I left my last job almost a year ago, after I had a meeting with the owner about some concerns I had about the business. The owner’s response was to sack me, effective immediately. I tried explaining that there’s a process that needs to be followed when letting someone go, to which they said because I was in a senior role I didn’t get those benefits. So, I left and was paid out my four weeks’ notice, plus holidays. I’ve since found a better position, but I’m wondering if I did the wrong thing by not pursuing compensation from them, as their behaviour caused me stress and grief. Do you think it’s too late? And if not, is there some cost-effective way to do it?

I think you should really think about why you might want to go back over old ground now. You are in a new job that sounds like it is better than the one you had. It sounds like you didn’t lose anything financially. You have built a good reputation at your new job and if you suddenly sue your former employer, that might only raise questions in their eyes. And in terms of legal costs, there is a high income threshold to access Fair Work. If you earned more than $167,500 last year you will need to engage your own lawyers, which will become expensive. You are within your rights to pursue it, but that doesn’t always mean it is the best way to go.

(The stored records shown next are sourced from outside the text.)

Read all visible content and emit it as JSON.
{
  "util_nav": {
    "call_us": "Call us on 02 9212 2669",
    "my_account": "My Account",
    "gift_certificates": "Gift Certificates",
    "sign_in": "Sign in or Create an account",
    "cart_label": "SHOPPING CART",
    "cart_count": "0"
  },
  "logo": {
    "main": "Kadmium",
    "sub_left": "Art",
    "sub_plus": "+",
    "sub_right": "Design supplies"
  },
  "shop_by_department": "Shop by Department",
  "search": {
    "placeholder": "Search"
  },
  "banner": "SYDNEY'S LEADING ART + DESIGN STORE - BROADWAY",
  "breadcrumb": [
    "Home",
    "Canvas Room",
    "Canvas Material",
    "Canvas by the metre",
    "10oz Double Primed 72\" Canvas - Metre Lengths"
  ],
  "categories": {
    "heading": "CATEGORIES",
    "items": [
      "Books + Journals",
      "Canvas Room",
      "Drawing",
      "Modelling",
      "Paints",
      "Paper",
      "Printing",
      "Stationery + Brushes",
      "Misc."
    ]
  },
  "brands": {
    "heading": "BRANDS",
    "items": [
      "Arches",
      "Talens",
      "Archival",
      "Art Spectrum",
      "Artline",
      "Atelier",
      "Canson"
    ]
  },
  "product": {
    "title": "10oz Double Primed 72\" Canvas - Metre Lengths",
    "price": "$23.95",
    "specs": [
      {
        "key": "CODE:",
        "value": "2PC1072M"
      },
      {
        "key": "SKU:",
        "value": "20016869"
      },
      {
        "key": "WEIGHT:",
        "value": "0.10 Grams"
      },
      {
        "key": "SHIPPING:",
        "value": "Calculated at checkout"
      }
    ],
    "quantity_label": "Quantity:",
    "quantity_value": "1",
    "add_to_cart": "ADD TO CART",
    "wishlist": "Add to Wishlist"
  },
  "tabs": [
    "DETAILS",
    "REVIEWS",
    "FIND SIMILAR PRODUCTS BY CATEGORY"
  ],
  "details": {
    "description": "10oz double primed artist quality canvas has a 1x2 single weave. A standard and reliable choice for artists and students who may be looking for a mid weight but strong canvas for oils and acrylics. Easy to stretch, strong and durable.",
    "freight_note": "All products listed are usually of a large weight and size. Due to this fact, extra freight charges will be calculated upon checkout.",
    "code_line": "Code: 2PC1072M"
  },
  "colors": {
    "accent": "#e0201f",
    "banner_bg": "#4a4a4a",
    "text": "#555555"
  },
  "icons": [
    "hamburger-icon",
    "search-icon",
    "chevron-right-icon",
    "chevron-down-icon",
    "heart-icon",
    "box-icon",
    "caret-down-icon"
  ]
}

I work in a government agency where staff with longer service have certain tasks reserved for them, and refuse to upskill others. When feedback is given, they become hostile. I and other members of the team have brought the attitude problem and workload differences up with leadership, but they won’t affect any change. What can I do?

If you have raised this with your existing leaders and nothing is being done, you may need to escalate your concerns. You can do this by going to a more senior leader in the agency, raising a whistleblower complaint, or going to HR. You and your colleagues are best to find out the recommended process for any code of conduct issues and pursue your concerns, together, that way.